When thinking about the technological advances that the air freight industry has produced, it is easily the most innovative distribution methods. Logistic organisations such as; DHL, TNT and UPS have lead the way in innovation in the air freight industry over the last decade and continue to grow.


One reason for this is the progression of automated identification technology and real-time systems being used. UK retailers spend £48.5 million each year on ‘Goods Lost in Transit’, however, these technological advances have significantly reduced this figure. Shipments can now be easily traced and this has led to a more confident and reliable air cargo service. Innovations like this have seen growth in recent years and this is forecast to continue to grow, as we are certain the modernisations will do too.


The technological changes have led to a more connected and streamlined form of freight forwarding.

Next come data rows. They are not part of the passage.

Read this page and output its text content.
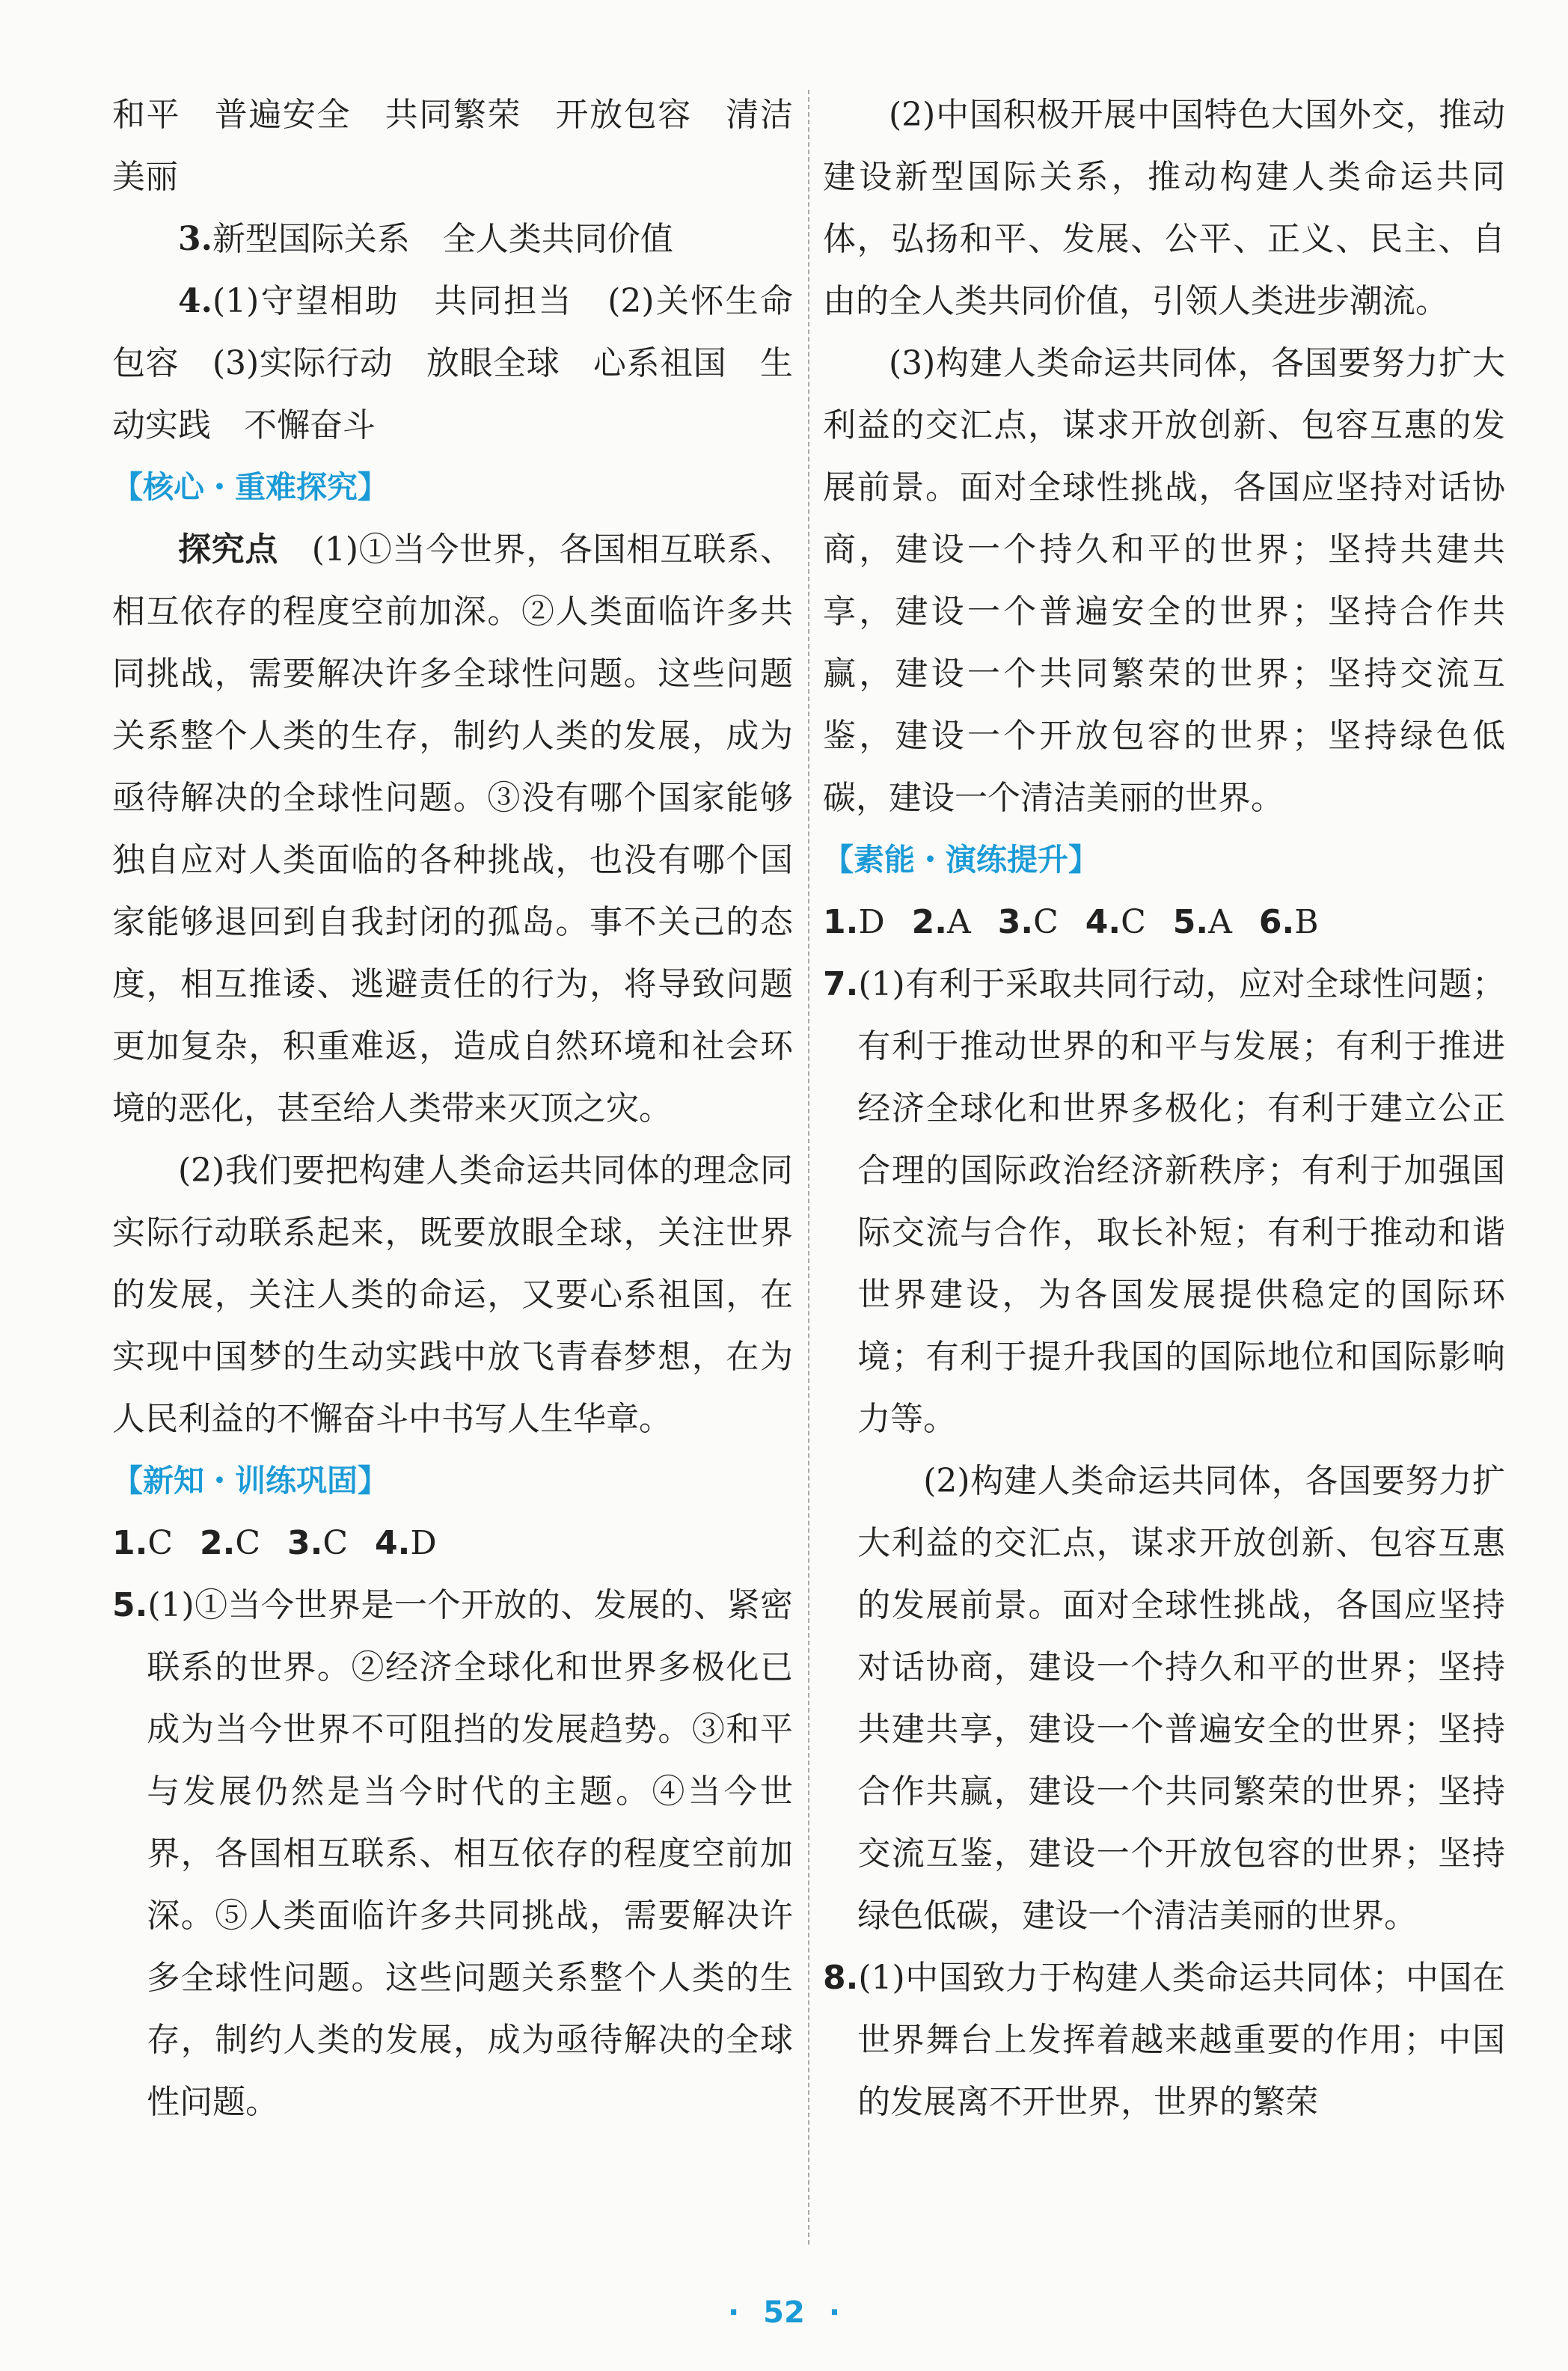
和平　普遍安全　共同繁荣　开放包容　清洁美丽

3.新型国际关系　全人类共同价值

4.(1)守望相助　共同担当　(2)关怀生命　包容　(3)实际行动　放眼全球　心系祖国　生动实践　不懈奋斗

【核心・重难探究】

探究点　(1)①当今世界，各国相互联系、相互依存的程度空前加深。②人类面临许多共同挑战，需要解决许多全球性问题。这些问题关系整个人类的生存，制约人类的发展，成为亟待解决的全球性问题。③没有哪个国家能够独自应对人类面临的各种挑战，也没有哪个国家能够退回到自我封闭的孤岛。事不关己的态度，相互推诿、逃避责任的行为，将导致问题更加复杂，积重难返，造成自然环境和社会环境的恶化，甚至给人类带来灭顶之灾。

(2)我们要把构建人类命运共同体的理念同实际行动联系起来，既要放眼全球，关注世界的发展，关注人类的命运，又要心系祖国，在实现中国梦的生动实践中放飞青春梦想，在为人民利益的不懈奋斗中书写人生华章。

【新知・训练巩固】

1.C  2.C  3.C  4.D

5.(1)①当今世界是一个开放的、发展的、紧密联系的世界。②经济全球化和世界多极化已成为当今世界不可阻挡的发展趋势。③和平与发展仍然是当今时代的主题。④当今世界，各国相互联系、相互依存的程度空前加深。⑤人类面临许多共同挑战，需要解决许多全球性问题。这些问题关系整个人类的生存，制约人类的发展，成为亟待解决的全球性问题。

(2)中国积极开展中国特色大国外交，推动建设新型国际关系，推动构建人类命运共同体，弘扬和平、发展、公平、正义、民主、自由的全人类共同价值，引领人类进步潮流。

(3)构建人类命运共同体，各国要努力扩大利益的交汇点，谋求开放创新、包容互惠的发展前景。面对全球性挑战，各国应坚持对话协商，建设一个持久和平的世界；坚持共建共享，建设一个普遍安全的世界；坚持合作共赢，建设一个共同繁荣的世界；坚持交流互鉴，建设一个开放包容的世界；坚持绿色低碳，建设一个清洁美丽的世界。

【素能・演练提升】

1.D  2.A  3.C  4.C  5.A  6.B

7.(1)有利于采取共同行动，应对全球性问题；有利于推动世界的和平与发展；有利于推进经济全球化和世界多极化；有利于建立公正合理的国际政治经济新秩序；有利于加强国际交流与合作，取长补短；有利于推动和谐世界建设，为各国发展提供稳定的国际环境；有利于提升我国的国际地位和国际影响力等。

(2)构建人类命运共同体，各国要努力扩大利益的交汇点，谋求开放创新、包容互惠的发展前景。面对全球性挑战，各国应坚持对话协商，建设一个持久和平的世界；坚持共建共享，建设一个普遍安全的世界；坚持合作共赢，建设一个共同繁荣的世界；坚持交流互鉴，建设一个开放包容的世界；坚持绿色低碳，建设一个清洁美丽的世界。

8.(1)中国致力于构建人类命运共同体；中国在世界舞台上发挥着越来越重要的作用；中国的发展离不开世界，世界的繁荣

· 52 ·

This has meant that growth has become steady across the sector and in July this year, we saw volumes continue to soar as forwarders anticipated a strong peak season. This peak season could lead to improved rates as forwarders up their capacity allocations, which will help improve growth rates. There is no doubt that improvements in aviation technology have led to freight forwarders increasingly seeing the advantages of air freight, and using it as a more cost effective and reliable distribution method.


The future of aviation in the world of freight forwarding is one of promise and growth. If we continue to revolutionise and cultivate the air freight industry as we have done over the last 15 years, the sky really is the limit.